Flying Lessons

(This is a guest blog from Jacob Courtney. We always love to hear from Jacob.)

I love flying. I’ve had a fascination with airplanes ever since I was little. I used to sit in computer class in middle school and turn the monitor away from the teacher so I could spend the class period looking at pictures of airplanes instead of practicing typing. To me, an airplane represents absolute freedom. When I’m in a plane, I’m no longer a mere earth bound mortal!

A few weeks ago I began my first flying lessons. The instructor is a good friend of mine. We started by a few late night visits to Jack in the Box while we’d eat hamburgers and he’d explain the physics of flying and throw in one or two stories of his crazy adventures in a plane. The first thing I learned about flying is “What makes an airplane fly?” The answer is lift. More specifically lift created by wind over the wings. It’s pretty simple. So on a Wednesday afternoon, I got to experience getting in the cockpit and taking off! It was such a rush. I was a little nervous as I slowly pulled back on the control wheel as we barreled down the runway. The plane gradually lifted off the ground. We steadily climbed to 3,000 feet. I could see downtown Nashville below me. We began flying above the Harpeth river and turning with the bends. After I settled in a bit, my instructor decided to go back and revisit our first lesson that I learned at Jack in the Box at 2 am. What makes an airplane fly? So he throttled up and pulled the plane straight up into the clouds. It climbed slowly as the engine roared. Then it sputtered slightly. Then we began falling backwards towards the ground at 1,000 feet per minute. I panicked. I gripped the door and my seat belt with white knuckles. My heart leapt into my throat. My stomach tied itself in knots. It’s nerve racking to say the least when your airplane that costs less than a Toyota corolla is tumbling towards the ground. I then looked over at my instructor who isn’t looking at the controls or out the window. He’s looking directly at me and calmly asking over and over, “What makes an airplane fly?” “THIS IS NO TIME FOR TRIVIA!” I wanted to scream, but the words were frozen in my throat. We’re falling out of the sky and the only guy that can fly the plane is trying to play a game of twenty questions with me! I wanted to grab the radio and yell, “May-day! May-day! We’re going down and my instructor went crazy!” Yet, he calmly and persistently kept whispering, “What makes and airplane fly?” Finally, I was able to choke out, “wind over the wings.”

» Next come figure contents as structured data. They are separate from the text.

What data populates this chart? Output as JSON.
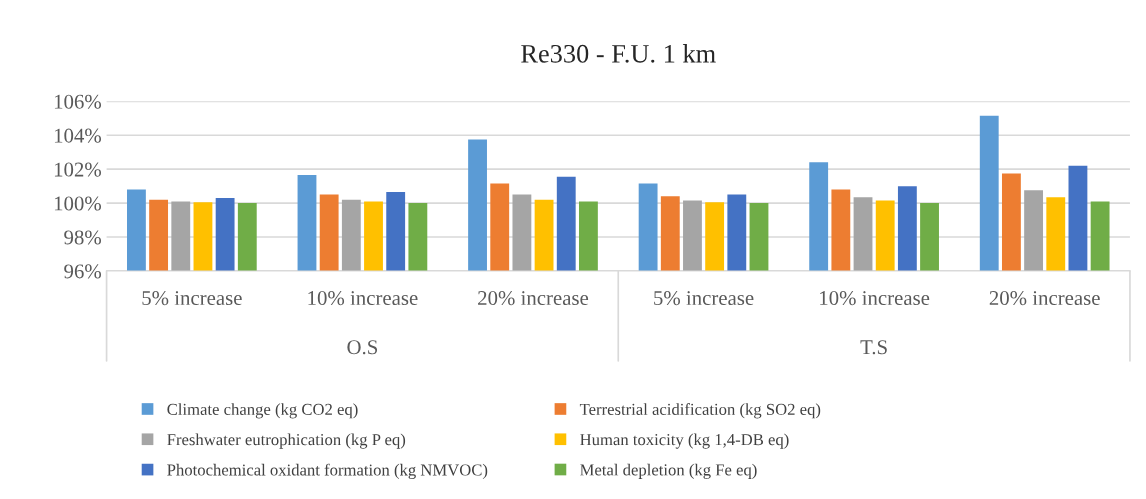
{
  "chart_data": {
    "type": "bar",
    "title": "Re330 - F.U. 1 km",
    "categories": [
      "5% increase",
      "10% increase",
      "20% increase",
      "5% increase",
      "10% increase",
      "20% increase"
    ],
    "annotations": [
      "O.S",
      "T.S"
    ],
    "series": [
      {
        "name": "Climate change (kg CO2 eq)",
        "color": "#5b9bd5",
        "values": [
          100.8,
          101.65,
          103.75,
          101.15,
          102.4,
          105.15
        ]
      },
      {
        "name": "Terrestrial acidification (kg SO2 eq)",
        "color": "#ed7d31",
        "values": [
          100.2,
          100.5,
          101.15,
          100.4,
          100.8,
          101.75
        ]
      },
      {
        "name": "Freshwater eutrophication (kg P eq)",
        "color": "#a5a5a5",
        "values": [
          100.1,
          100.2,
          100.5,
          100.15,
          100.35,
          100.75
        ]
      },
      {
        "name": "Human toxicity (kg 1,4-DB eq)",
        "color": "#ffc000",
        "values": [
          100.05,
          100.1,
          100.2,
          100.05,
          100.15,
          100.35
        ]
      },
      {
        "name": "Photochemical oxidant formation (kg NMVOC)",
        "color": "#4472c4",
        "values": [
          100.3,
          100.65,
          101.55,
          100.5,
          101.0,
          102.2
        ]
      },
      {
        "name": "Metal depletion (kg Fe eq)",
        "color": "#70ad47",
        "values": [
          100.0,
          100.0,
          100.1,
          100.0,
          100.0,
          100.1
        ]
      }
    ],
    "ylim": [
      96,
      106
    ],
    "yticks": [
      {
        "value": 96,
        "label": "96%"
      },
      {
        "value": 98,
        "label": "98%"
      },
      {
        "value": 100,
        "label": "100%"
      },
      {
        "value": 102,
        "label": "102%"
      },
      {
        "value": 104,
        "label": "104%"
      },
      {
        "value": 106,
        "label": "106%"
      }
    ],
    "grid": "y",
    "legend": "bottom"
  }
}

“Correct!” he exclaimed as he barely nudged the nose of the plane forward and the plane began flying perfectly as if nothing happened.

“That was a stall,” he said. A stall is when the plane is no longer flying. And all you do to correct it is point the plane in the direction that puts wind over the wings.

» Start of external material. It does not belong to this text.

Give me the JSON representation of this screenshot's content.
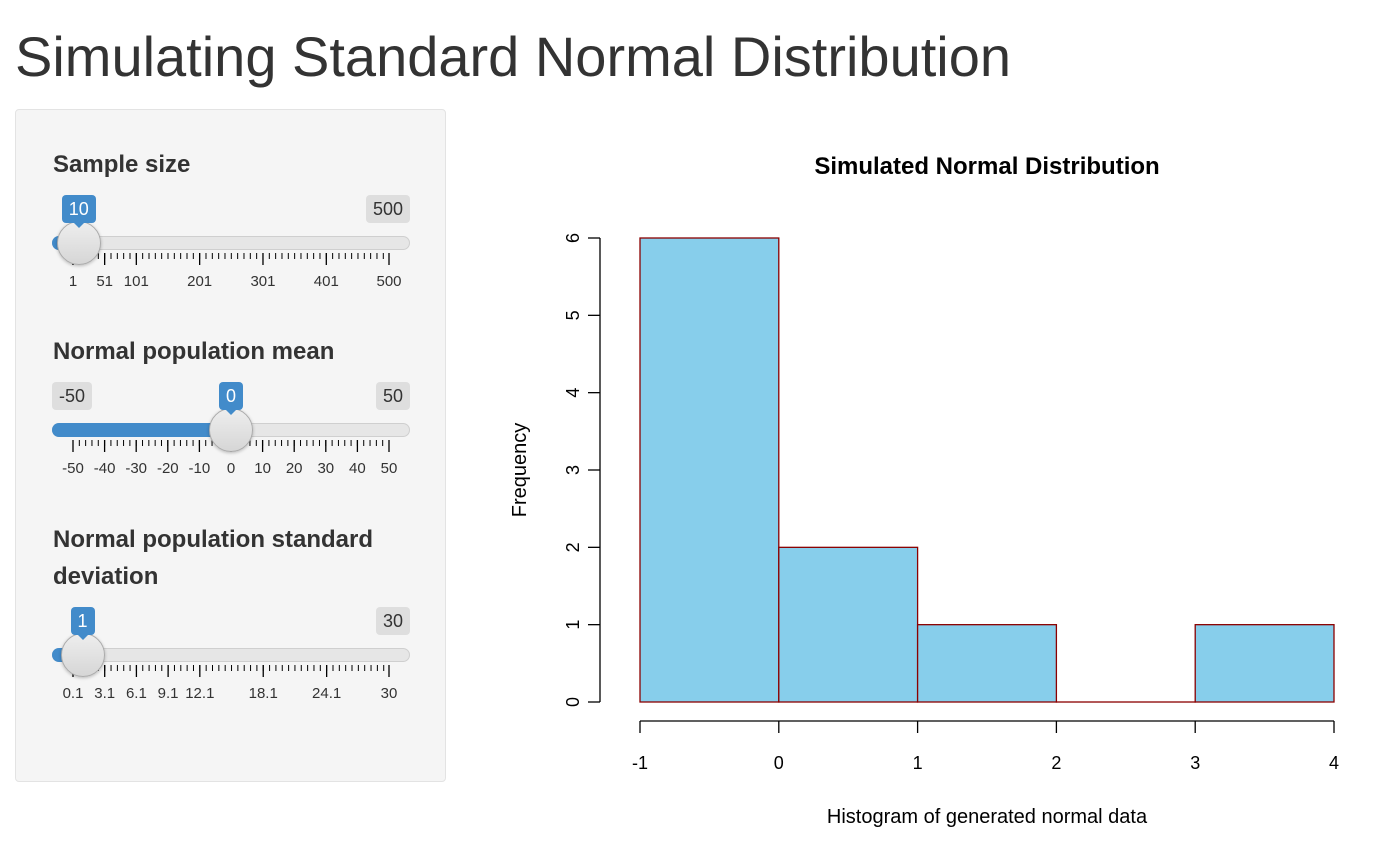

I think Peter would’ve been a good pilot. Peter always seemed to be the disciple out in front of the pack, wanting to soar! He was the one that jumped out of the boat to walk on the water with Jesus. He’s the one to whom Jesus said, “And upon this rock I will build my Church.” And Peter also stalled a lot. He stopped flying. While Jesus was on trial, Peter was asked three times if he knew Jesus. Peter denied Jesus, his best friend, each time. That was a moment when Peter stopped flying. Even when Peter had the courage to jump out of the boat and began to walk on water, he eventually began to sink. He began to doubt. He stopped flying.

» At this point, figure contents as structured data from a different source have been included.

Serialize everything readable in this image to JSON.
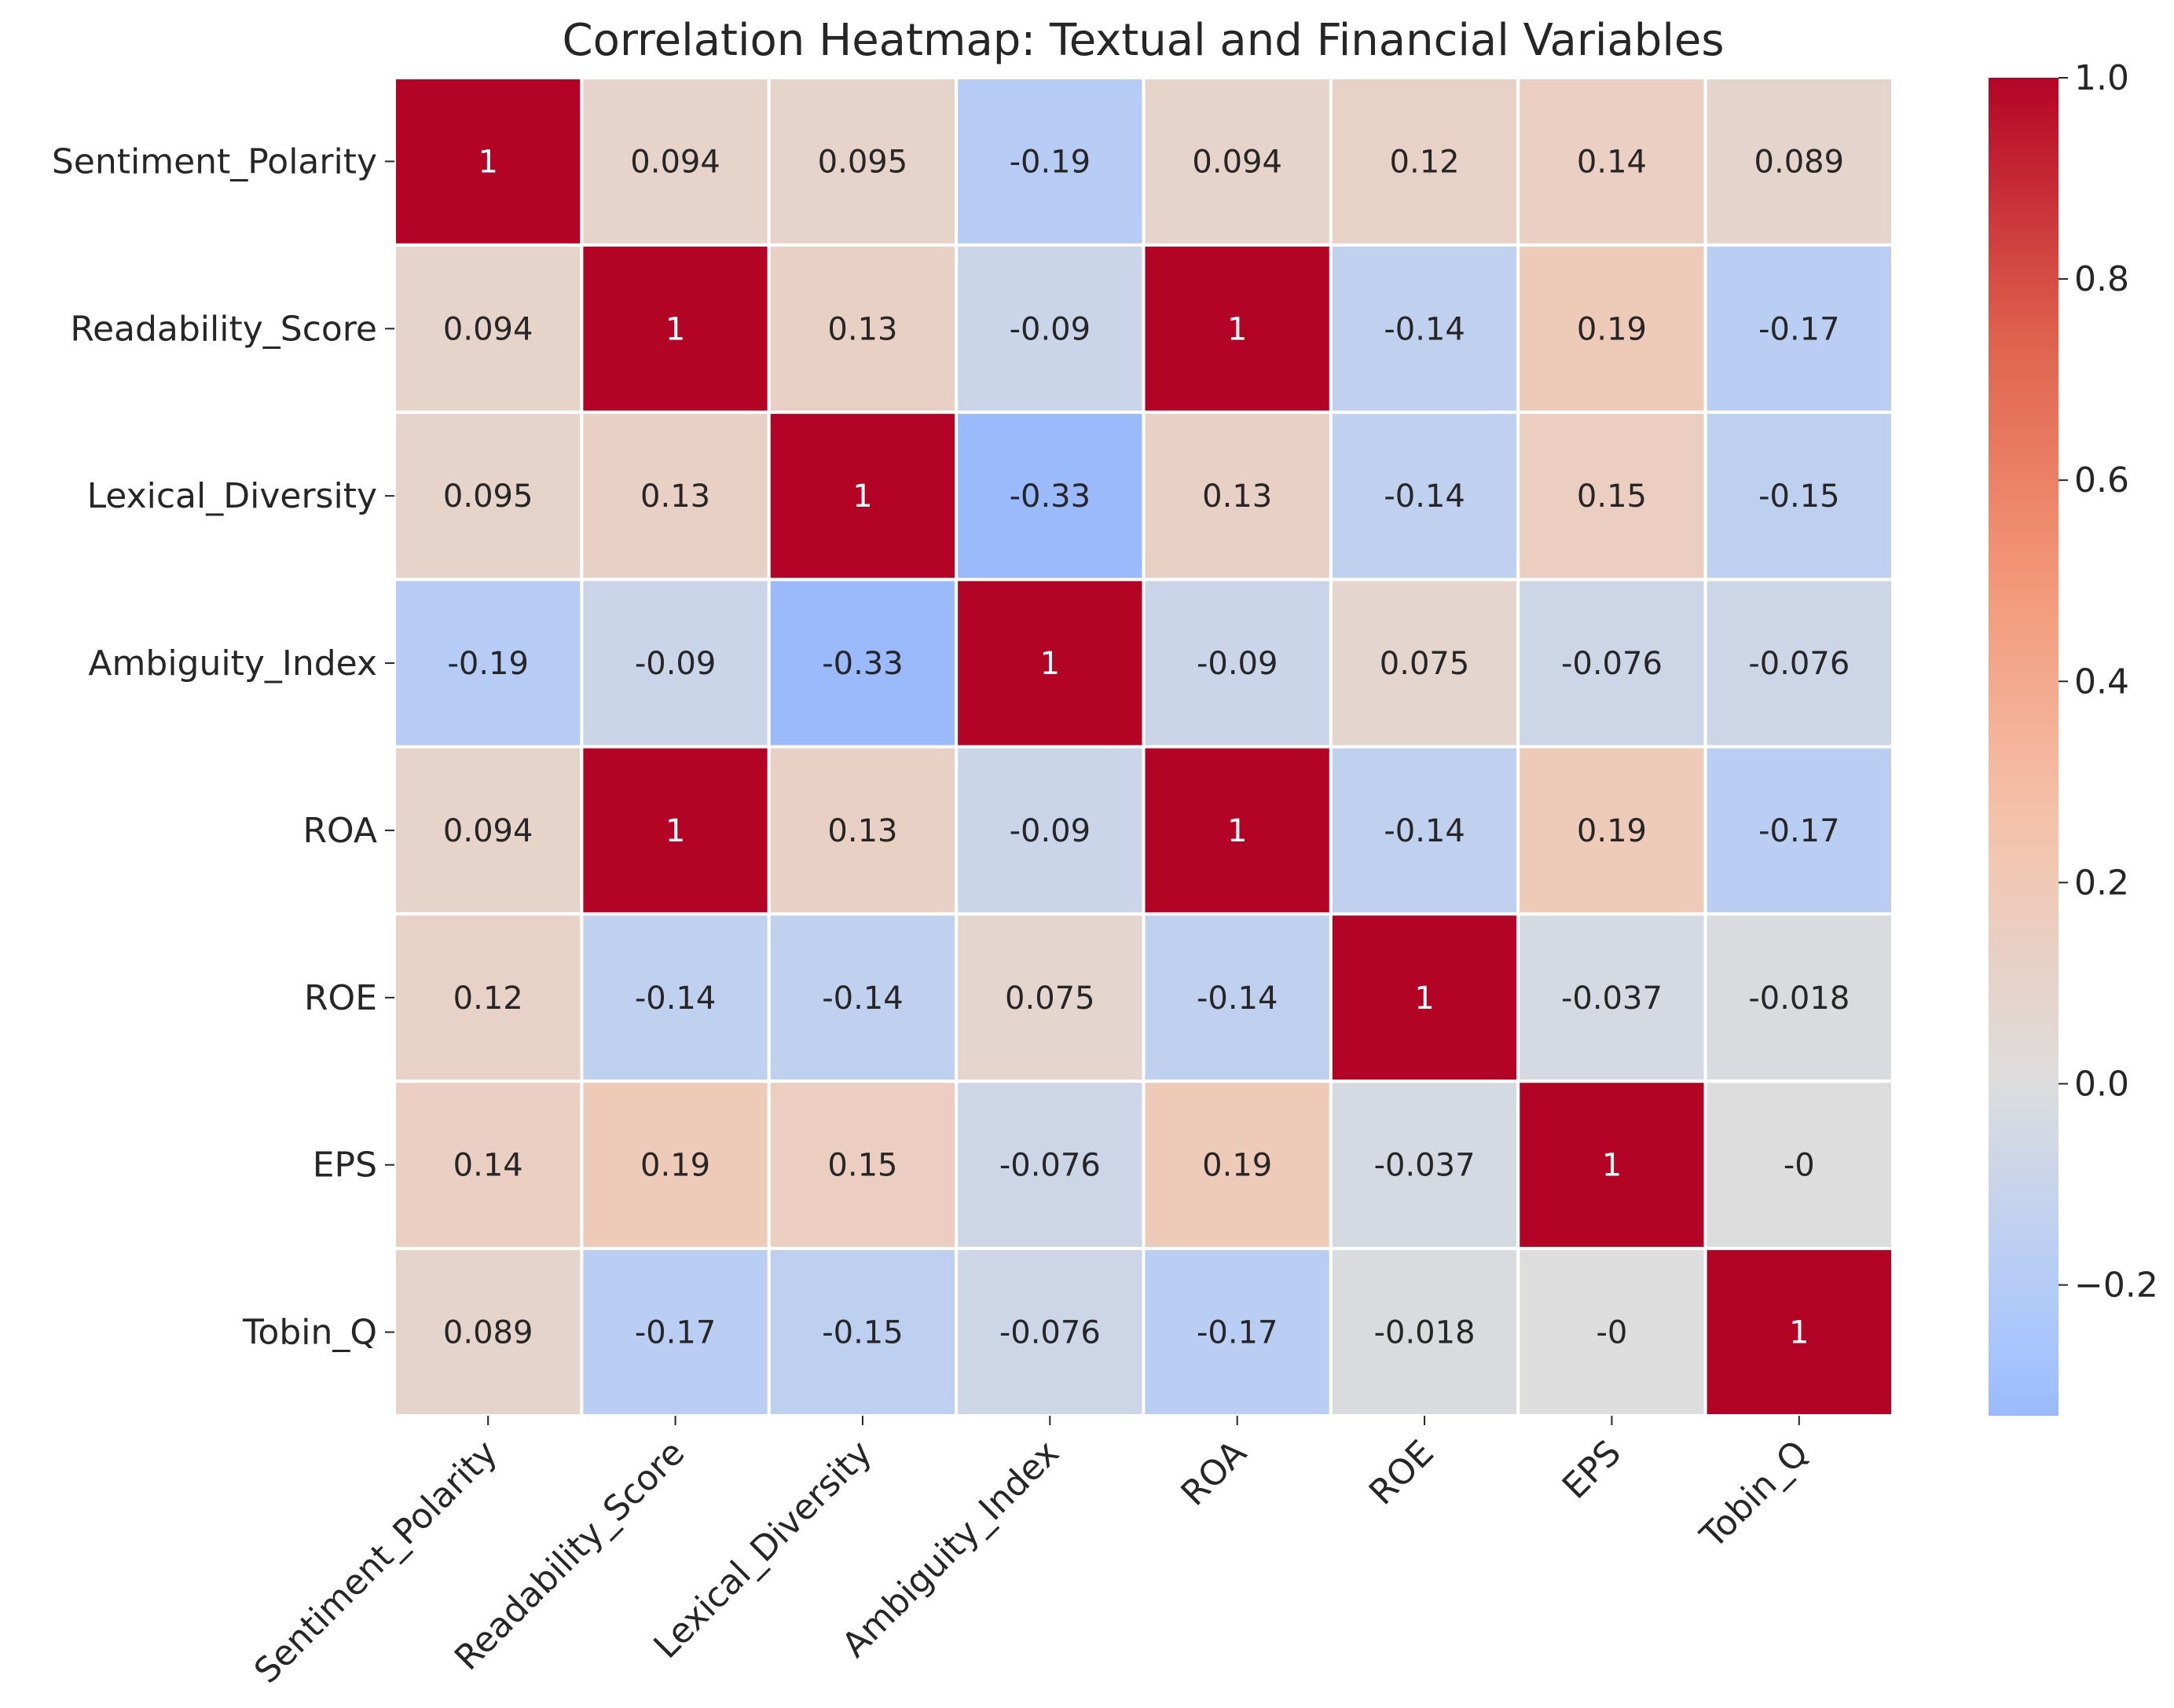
{
  "chart_data": {
    "type": "heatmap",
    "title": "Correlation Heatmap: Textual and Financial Variables",
    "labels": [
      "Sentiment_Polarity",
      "Readability_Score",
      "Lexical_Diversity",
      "Ambiguity_Index",
      "ROA",
      "ROE",
      "EPS",
      "Tobin_Q"
    ],
    "values": [
      [
        "1",
        "0.094",
        "0.095",
        "-0.19",
        "0.094",
        "0.12",
        "0.14",
        "0.089"
      ],
      [
        "0.094",
        "1",
        "0.13",
        "-0.09",
        "1",
        "-0.14",
        "0.19",
        "-0.17"
      ],
      [
        "0.095",
        "0.13",
        "1",
        "-0.33",
        "0.13",
        "-0.14",
        "0.15",
        "-0.15"
      ],
      [
        "-0.19",
        "-0.09",
        "-0.33",
        "1",
        "-0.09",
        "0.075",
        "-0.076",
        "-0.076"
      ],
      [
        "0.094",
        "1",
        "0.13",
        "-0.09",
        "1",
        "-0.14",
        "0.19",
        "-0.17"
      ],
      [
        "0.12",
        "-0.14",
        "-0.14",
        "0.075",
        "-0.14",
        "1",
        "-0.037",
        "-0.018"
      ],
      [
        "0.14",
        "0.19",
        "0.15",
        "-0.076",
        "0.19",
        "-0.037",
        "1",
        "-0"
      ],
      [
        "0.089",
        "-0.17",
        "-0.15",
        "-0.076",
        "-0.17",
        "-0.018",
        "-0",
        "1"
      ]
    ],
    "colormap": "coolwarm",
    "center": 0,
    "vmin": -0.33,
    "vmax": 1.0,
    "colorbar_ticks": [
      "1.0",
      "0.8",
      "0.6",
      "0.4",
      "0.2",
      "0.0",
      "−0.2"
    ],
    "colorbar_tick_values": [
      1.0,
      0.8,
      0.6,
      0.4,
      0.2,
      0.0,
      -0.2
    ]
  }
}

If Peter would’ve made a good pilot, it’s because he had a great instructor. In both situations, Jesus was calm and gently pointed Peter in the right direction. After Jesus was raised from the grave and reappeared to the disciples, He asked Peter three times, “Peter, do you love me?” He was gently nudging Peter in the right direction to fly again. Peter began to sink when he was out on the water and Jesus took his hand and said, “Why do you doubt?” Jesus was pointing Peter in the right direction to fly.

Since my first lesson, I now have to practice stalling the plane. I don’t practice stalling the plane so that I know how to stall a plane. I practice stalling the plane so that I know how to recover and fly again should something happen unexpectedly.

A stall no longer scares me. I know what to do if it happens. I know how to turn the plane. It’s easy. It’s harder when things start going wrong in my life. I keep panicking. If unforeseen circumstances come my way and make me stall, I panic. If my sins make me stop flying, I panic. Yet, Christ is always there by my side quietly whispering, “Come to me, all who are weary.” I simply have to point my gaze back on Christ, not on my circumstances. At that moment, I begin to fly again. And once my eyes are on Christ, the sky is the limit.